Shanshan Chen

Data Import and Cleaning

Before importing a data file compatible with ASCII encoding (e.g. .csv, .xls), I recommend opening the file and check the variable names. Make sure the variable names accurately and succinctly describe the variables. If not, renaming the variables in the script. Avoid following characters are not used in variable names: space, apostrophy, &, *, etc. Prefer underscore “xx_xx” to join words in a variable name.

Also read my previous post, R Style, for more detail on naming conventions.

Data import

Variable Renaming, Selection and Deletion

library(tidyverse)
DF = read.csv("data.csv")
## Rename any variables
DF = DF %>% rename(Name_new = Name_old, Name_new= Name_old2)
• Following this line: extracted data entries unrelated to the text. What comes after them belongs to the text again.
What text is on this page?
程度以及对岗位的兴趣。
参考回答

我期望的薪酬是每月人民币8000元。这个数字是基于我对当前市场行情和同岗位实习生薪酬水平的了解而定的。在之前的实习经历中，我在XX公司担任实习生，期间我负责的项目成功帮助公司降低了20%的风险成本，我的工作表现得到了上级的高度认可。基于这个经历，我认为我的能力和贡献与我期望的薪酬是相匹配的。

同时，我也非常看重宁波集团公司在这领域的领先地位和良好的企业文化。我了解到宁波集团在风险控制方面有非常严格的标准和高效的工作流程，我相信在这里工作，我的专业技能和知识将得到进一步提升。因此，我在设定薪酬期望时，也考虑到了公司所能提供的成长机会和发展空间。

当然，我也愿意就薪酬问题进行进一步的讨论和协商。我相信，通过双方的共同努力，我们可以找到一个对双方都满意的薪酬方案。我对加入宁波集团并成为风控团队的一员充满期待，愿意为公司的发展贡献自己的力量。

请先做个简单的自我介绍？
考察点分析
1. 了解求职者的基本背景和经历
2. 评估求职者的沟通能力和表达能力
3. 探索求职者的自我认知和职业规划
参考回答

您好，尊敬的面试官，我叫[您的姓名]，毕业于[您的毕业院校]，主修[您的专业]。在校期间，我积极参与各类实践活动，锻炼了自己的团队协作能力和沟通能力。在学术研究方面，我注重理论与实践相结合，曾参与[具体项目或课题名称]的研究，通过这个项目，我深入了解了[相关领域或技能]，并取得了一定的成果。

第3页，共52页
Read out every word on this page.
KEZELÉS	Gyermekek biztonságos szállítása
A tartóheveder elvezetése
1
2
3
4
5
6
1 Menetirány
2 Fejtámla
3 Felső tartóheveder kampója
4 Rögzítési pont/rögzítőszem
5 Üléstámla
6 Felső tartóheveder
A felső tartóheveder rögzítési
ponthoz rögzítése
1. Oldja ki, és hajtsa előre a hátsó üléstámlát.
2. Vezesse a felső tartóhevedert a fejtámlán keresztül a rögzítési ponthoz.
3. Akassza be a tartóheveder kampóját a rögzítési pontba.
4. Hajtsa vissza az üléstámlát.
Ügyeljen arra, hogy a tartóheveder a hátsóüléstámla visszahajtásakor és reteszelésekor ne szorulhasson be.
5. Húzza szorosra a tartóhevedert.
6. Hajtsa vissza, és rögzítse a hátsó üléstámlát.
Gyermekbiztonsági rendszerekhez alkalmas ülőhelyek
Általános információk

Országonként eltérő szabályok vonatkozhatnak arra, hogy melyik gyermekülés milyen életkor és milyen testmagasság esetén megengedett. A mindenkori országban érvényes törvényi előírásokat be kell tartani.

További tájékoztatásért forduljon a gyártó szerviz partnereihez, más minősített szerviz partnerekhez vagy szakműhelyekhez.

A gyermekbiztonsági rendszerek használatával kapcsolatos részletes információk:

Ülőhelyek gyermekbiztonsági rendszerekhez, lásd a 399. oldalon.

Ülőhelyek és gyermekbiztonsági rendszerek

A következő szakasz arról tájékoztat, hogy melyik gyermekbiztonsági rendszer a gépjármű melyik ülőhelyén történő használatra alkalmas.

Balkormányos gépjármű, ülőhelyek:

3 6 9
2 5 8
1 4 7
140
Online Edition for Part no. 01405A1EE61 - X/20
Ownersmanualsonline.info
## Rename variable names with certain pattern (e.g. removing suffix, prefix, symbols etc)
library(stringr)
DF = DF %>% rename_all(~str_replace(.,"^prefix",""))
DF = DF %>% rename_with(~str_remove(., '.suffix'))

## delecting variables with certain patterns in the names
DF = DF %>% select(-contains(c("prefix_","_suffix","_suffix_2","_suffix_3")))

## Selecting (keeping only) variables with certain patterns in the names
DF = DF %>% select(contains(c("prefix_","_suffix","_suffix_2","_suffix_3")))